Ethanol hopes rise as crude oil prices surge
Source: By Financial Times • Posted: Friday, May 18, 2018
Alternative fuel becomes competitive again as Brent trades above $79 a barrel
The head of the last consortium still pursuing large-scale production believes other companies are wrong to have written it off, as consumers face rising fuel bills.
Feike Sijbesma, chief executive of Royal DSM, a Dutch company that is part of the group working on cellulosic ethanol at the Project Liberty plant in Iowa, said it was on course for being able to compete with petrol, and the higher oil price was helping.
The recent rebound in prices to above $75 a barrel for Brent crude has raised hopes that cellulosic ethanol can be competitive, if the remaining process engineering problems can be fixed.
“It has not been an easy road, but we are getting there,” he told the Financial Times. “The technology is more complicated than anybody thought at the beginning.”
DSM, a chemicals and biotech company, set up Project Liberty with Poet, a US ethanol producer, to produce fuel from corn cobs, leaves and husks that are left in the fields after the harvest.
The plant held its opening ceremony in 2014 but has still not yet reached its full production capacity of 20m gallons of ethanol per year.
DuPont of the US and Abengoa of Spain, which had been pursuing similar projects, have abandoned them.
Project Liberty is still in production, however, and its output is rising. In a sign of the Poet-DSM consortium’s continued confidence in the technology, it last year committed to building a facility at the site to manufacture the enzymes used to break down the cellulose in corn waste to make fuel.
Mr Sijbesma said the principal challenge that Project Liberty had faced was managing the logistics of collecting the corn harvest residue and processing it for treatment at the plant. The enzymes had exceeded expectations in their effectiveness in breaking down cellulose, but there were engineering problems such as the difficulty of removing dirt, sand and stones from the plant material.
He added that those process challenges should ultimately be easier to solve than the fundamental science of using enzymes to break down cellulose, because they were the types of issues that were more familiar from other manufacturing processes.
Last November the company hailed a “major breakthrough” at the plant, pre-treating the corn waste so that the enzymes and yeast used to make ethanol could work on it more easily.
Poet and DSM hope to license their technology to other producers, saying it “offers an enormous business opportunity” to companies that are making first generation ethanol from corn and other grains.
If Project Liberty were producing at full capacity, its ethanol would be competitive with petrol at current prices, Mr Sijbesma said. “The higher the oil price, the more economic we are,” he added. “At what oil price are we comfortable? $70.” Brent crude rose above $79 a barrel this week for the first time since 2014.
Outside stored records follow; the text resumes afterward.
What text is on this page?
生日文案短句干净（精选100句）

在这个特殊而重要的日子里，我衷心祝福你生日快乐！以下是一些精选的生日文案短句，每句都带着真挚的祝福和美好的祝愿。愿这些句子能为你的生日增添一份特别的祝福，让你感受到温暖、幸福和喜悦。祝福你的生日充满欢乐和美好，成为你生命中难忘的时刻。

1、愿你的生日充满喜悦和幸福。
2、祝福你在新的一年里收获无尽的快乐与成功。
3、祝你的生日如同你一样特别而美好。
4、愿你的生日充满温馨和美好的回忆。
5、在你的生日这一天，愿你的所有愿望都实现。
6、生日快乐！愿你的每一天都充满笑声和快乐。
A decade ago, cellulosic ethanol was widely seen as vital for future energy supplies, providing an alternative to oil-based fuels that had lower greenhouse gas emissions and did not compete with demand for food. The US Energy Independence and Security Act of 2007 set ambitious goals for cellulosic biofuel use, which the industry has not come close to reaching. Just 10m gallons of cellulosic ethanol were produced in the US last year, only 0.2 per cent of the original biofuel objective.
DowDupont, the company formed by the merger of DuPont with Dow Chemical, has stopped production at its cellulosic ethanol plant in Iowa and put it up for sale.
Abengoa similarly stopped production at its cellulosic ethanol plant in Hugoton, Kansas, in 2015. The Hugoton plant went into Chapter 11 bankruptcy protection in 2016, and was bought at the end of that year by a US company called Synata Bio, which beat Royal Dutch Shell in an auction with a $48.5m bid. Industry sources said the plant did not appear to be producing cellulosic ethanol. Synata said: “We are not making any comment on Hugoton at this time.”
Other companies are trying different routes to making cellulosic ethanol. DowDupont, for example, sells enzymes for what is known as “1.5 Gen” fuel, made from the corn kernels left over after the production of conventional ethanol. California-based Aemetis has a plan to develop a plant to produce cellulosic ethanol from orchard waste and nutshells.
The mandates for biofuel use set in the 2007 act remain in a vastly modified form. The requirement for cellulosic biofuels has been reduced to about 5 per cent of its original level, and most of that is met not by ethanol but by renewable natural gas, produced from sources such as landfills and municipal waste water treatment facilities.
For 2018 the mandate for cellulosic biofuels has been set at 288m gallons, down from 311m gallons in 2017. Geoff Cooper, of the Renewable Fuels Association, warned that the move could have a “chilling effect” on efforts to increase cellulosic biofuel output.
President Donald Trump has been looking at possible regulatory reforms to encourage ethanol sales, and for the time being the US industry’s future will remain heavily dependent on policy support. In the longer term, however, the prospects for cellulosic ethanol and other biofuels around the world will be much brighter if oil prices remain at current levels or rise higher.